= Mia & Codie =

Animated educational children's series

Mia & Codie is an animated educational children's television series created by Don Moody. Co-produced with Epic Story Media and animated by Relish Studios, both based in Canada, the series is designed to introduce preschoolers to foundational thinking skills, cognitive development, computational thinking skills, and artificial intelligence (AI) literacy. Elements of the series align with concepts explored in the Codie Blocks learning system, including pattern recognition, sequencing, cause-and-effect, problem-solving, and logic.

The series premiered in Canada on TVOKids, TFO, and Knowledge Network in 2021. In the United States, the series began airing in 2025 on PBS member stations through distribution by American Public Television. In Europe, the series is represented by DeAPlaneta Entertainment for distribution. The series has received funding support from the Shaw Rocket Fund, a nonprofit that funds children's media. For its second season, Scratch, the world's largest creative learning community for kids, joined the series as a sponsor.

== Plot ==
The series follows Mia, an eight-year-old girl who loves to code, and Codie, a bro-bot she built to be the younger brother she always wanted. Together, they solve everyday problems by using coding concepts such as sequencing, debugging, prompting, and loops. The characters often use the catchphrase "Run the Code!" to initiate their solutions.
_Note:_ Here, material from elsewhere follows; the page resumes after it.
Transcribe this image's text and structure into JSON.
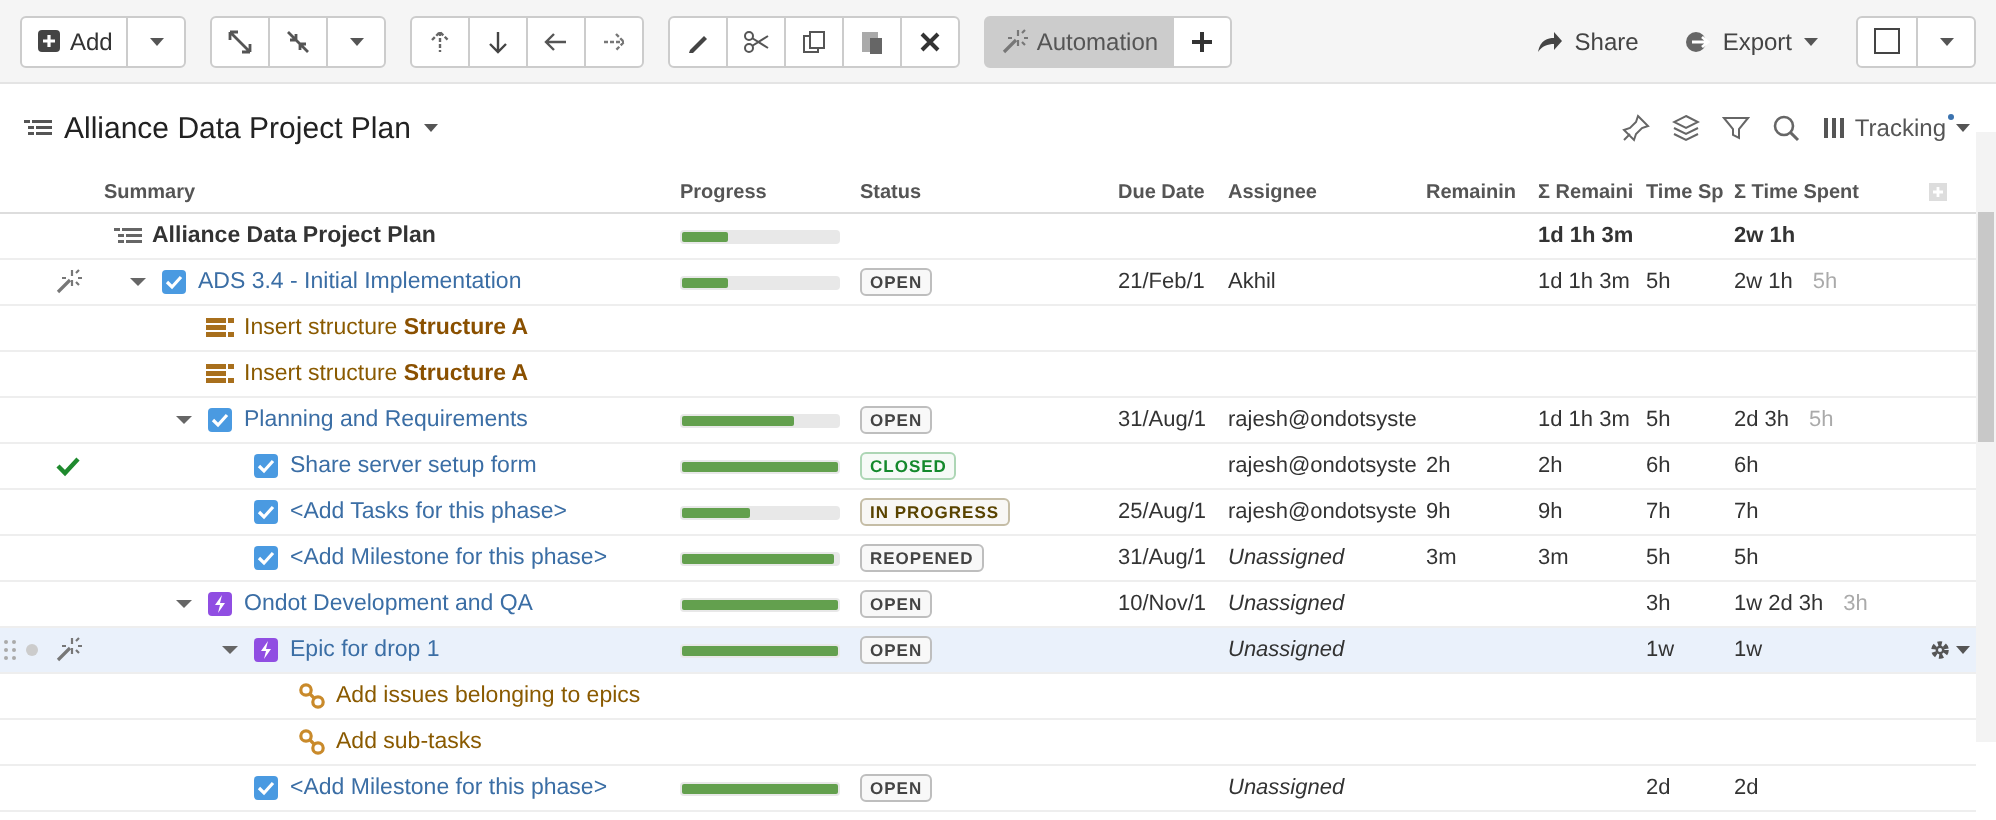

Similar to Moody's previous series WordWorld, which embedded letters into objects to teach literacy, Mia & Codie visualizes abstract digital concepts through physical comedy and tangible examples to make them accessible to early learners.

== Cast & Characters ==

- Mia (voiced by Kiara Pariag): A curious, creative 8-year-old girl who loves coding and serves as the show's primary problem solver.
- Codie (voiced by Mason McLoughlin): A "bro-bot" (brother robot) built by Mia. He is durable, adventurous, and executes the commands Mia programs.
- Evu (voiced by Tyler Hyrchuk): An excitable emu who often joins Mia and Codie on their adventures. He has an active imagination and often responds with great enthusiasm.
- Velvet (voiced by Nneka Atto): A spirited elephant who loves to dance, cheer, and perform. She is warm-hearted, expressive, and supportive of Mia and Codie.

== Episodes ==
The series consists of two seasons, each containing 20 short-form episodes of approximately four minutes. Season 1 premiered in 2025, while Season 2 is scheduled for release in mid 2026. For broadcast in the United States and on some international platforms, the segments are commonly compiled into 14-minute episodes, typically with three stories grouped together.

=== Series Overview ===

| Season | Episodes | Originally released |
|---|---|---|
| 1 | 20 | July 2, 2024 |
| 2 | 20 | April 1, 2026 |

== Reception ==
Mia & Codie has received positive responses for its STEM learning focus and age-appropriate content for young children. It has been reviewed by Common Sense Media which described the series as charming and educational with engaging characters.

In 2024, the series was recognized as a finalist for the Cartoons on the Bay Pulcinella Awards in the Upper Preschool category.